1. Ketidakmampuan normatif untuk menguji secara empiris,


2. Normatif lebih banyak berfokus pada kemakmuran investor secara individu dari pada
kemakmuran secara luas,
3. Normatif tidak mendorong atau memungkinkan terjadinya alokasi sumber daya
ekonomi secara optimal di pasar modal.
Teori positif mulai berkembang sekitar tahun 1960-an yang dipelopori oleh Watt &
Zimmerman menitik beratkan pada pendekatan ekonomi dan perilaku dengan
munculnya
hipotesis pasar efisien dan teori agensi. Hipotesa yang digunakan oleh Watt &
Zimmerman
ada 3, yaitu :
1. Perencanaan bonus,
2. Perjanjian hutang
3. Biaya proses politik.
Teori positif lebih mengacu pada penelitian empiris yang memaksimalkan
keuntungan (baik investor, manajer maupun masyarakat luas) dalam memilih metode
akuntansi yang ada. Teori Positif dikritik oleh beberapa peneliti yang dapat
dikelompokkan menjadi 3 kelompok, yaitu :
1. Kritik terhadap filosofi, positif menganut bahwa peneliti berada di luar area penelitian
serta memakasimalkan utilitynya.
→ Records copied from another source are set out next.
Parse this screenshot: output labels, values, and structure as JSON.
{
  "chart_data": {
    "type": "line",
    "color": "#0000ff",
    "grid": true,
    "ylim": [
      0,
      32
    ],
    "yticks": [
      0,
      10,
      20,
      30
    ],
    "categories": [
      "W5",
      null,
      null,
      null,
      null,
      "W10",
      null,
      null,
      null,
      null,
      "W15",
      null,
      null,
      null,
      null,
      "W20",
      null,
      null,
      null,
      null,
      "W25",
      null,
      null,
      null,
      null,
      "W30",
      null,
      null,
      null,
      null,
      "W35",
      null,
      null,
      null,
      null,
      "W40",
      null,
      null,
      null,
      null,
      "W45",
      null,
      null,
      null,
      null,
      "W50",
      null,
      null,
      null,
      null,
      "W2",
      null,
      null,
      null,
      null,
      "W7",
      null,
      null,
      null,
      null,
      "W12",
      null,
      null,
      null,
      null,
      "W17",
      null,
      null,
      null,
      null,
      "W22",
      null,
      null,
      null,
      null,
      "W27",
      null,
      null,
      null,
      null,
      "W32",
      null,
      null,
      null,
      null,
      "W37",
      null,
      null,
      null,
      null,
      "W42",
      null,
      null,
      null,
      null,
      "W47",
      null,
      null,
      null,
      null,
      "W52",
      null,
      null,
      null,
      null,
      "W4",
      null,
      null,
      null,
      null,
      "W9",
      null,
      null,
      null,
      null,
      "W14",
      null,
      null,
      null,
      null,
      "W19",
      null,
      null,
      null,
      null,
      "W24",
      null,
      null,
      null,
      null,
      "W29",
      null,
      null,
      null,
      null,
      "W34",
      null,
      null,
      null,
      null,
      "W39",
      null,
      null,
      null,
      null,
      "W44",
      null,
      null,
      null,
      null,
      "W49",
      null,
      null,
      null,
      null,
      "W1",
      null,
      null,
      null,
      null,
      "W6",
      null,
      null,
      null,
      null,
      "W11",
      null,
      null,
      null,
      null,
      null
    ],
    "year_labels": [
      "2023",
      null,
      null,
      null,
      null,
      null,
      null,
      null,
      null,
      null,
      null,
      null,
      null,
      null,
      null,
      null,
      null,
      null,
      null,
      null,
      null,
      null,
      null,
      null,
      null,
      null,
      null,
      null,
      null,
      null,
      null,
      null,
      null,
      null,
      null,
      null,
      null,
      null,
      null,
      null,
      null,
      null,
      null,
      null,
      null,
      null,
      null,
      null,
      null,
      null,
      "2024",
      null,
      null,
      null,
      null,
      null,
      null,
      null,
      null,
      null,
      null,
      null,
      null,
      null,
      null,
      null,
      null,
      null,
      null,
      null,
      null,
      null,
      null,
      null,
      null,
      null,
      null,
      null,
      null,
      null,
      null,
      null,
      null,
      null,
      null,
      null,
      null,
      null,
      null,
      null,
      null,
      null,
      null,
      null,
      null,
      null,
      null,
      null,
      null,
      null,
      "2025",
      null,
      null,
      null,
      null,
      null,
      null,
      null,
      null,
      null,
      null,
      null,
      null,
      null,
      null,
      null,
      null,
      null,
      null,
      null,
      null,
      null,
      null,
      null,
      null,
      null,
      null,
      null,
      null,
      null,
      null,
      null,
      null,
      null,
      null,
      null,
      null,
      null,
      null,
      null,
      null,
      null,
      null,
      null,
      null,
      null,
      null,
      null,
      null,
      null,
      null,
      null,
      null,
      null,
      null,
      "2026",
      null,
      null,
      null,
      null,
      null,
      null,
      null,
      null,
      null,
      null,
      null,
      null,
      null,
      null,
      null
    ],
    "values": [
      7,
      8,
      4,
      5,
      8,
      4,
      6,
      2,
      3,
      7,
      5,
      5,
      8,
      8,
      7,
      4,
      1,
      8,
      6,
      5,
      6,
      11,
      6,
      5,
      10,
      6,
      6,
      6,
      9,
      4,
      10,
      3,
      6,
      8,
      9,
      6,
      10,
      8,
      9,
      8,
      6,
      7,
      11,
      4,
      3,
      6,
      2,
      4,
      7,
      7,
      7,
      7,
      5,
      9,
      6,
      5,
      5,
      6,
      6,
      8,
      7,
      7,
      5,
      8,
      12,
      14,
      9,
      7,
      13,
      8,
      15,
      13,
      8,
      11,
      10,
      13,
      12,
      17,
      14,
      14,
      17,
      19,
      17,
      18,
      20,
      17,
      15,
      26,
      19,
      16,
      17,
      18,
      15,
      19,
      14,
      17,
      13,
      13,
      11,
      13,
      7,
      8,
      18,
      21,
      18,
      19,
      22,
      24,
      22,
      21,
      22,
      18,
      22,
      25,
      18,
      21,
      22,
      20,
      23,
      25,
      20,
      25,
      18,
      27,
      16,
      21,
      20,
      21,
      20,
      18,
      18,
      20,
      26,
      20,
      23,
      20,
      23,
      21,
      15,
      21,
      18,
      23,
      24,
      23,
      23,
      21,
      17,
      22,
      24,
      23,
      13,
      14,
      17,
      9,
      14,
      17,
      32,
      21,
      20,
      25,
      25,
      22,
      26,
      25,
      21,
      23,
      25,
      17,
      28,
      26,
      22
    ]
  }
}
Hal ini tidak mungkin terjadi karena peneliti selalu
berada pada area yang ditelitinya dan maksimalitas utility tidak mungkin dicapai hanya
sebatas pada kepuasan (Hebert Simons).
2. Kritik terhadap metodologi, teori positif menganut pendekatan bahwa maksimalisasi
keuntungan dapat diperoleh melalui harga keseimbangan pasar. Hal ini tidak mungkin
karena penelitian dengan harga keseimbangan pasar sangat sedikit pengaruhnya
terhadap kontribusi penelitian akuntansi.
3. Kritik terhadap penelitian dengan pendekatan ekonomi, yaitu pemaksimalisasi
individu yang tidak mungkin atau tidak mudah untuk menghitungnya.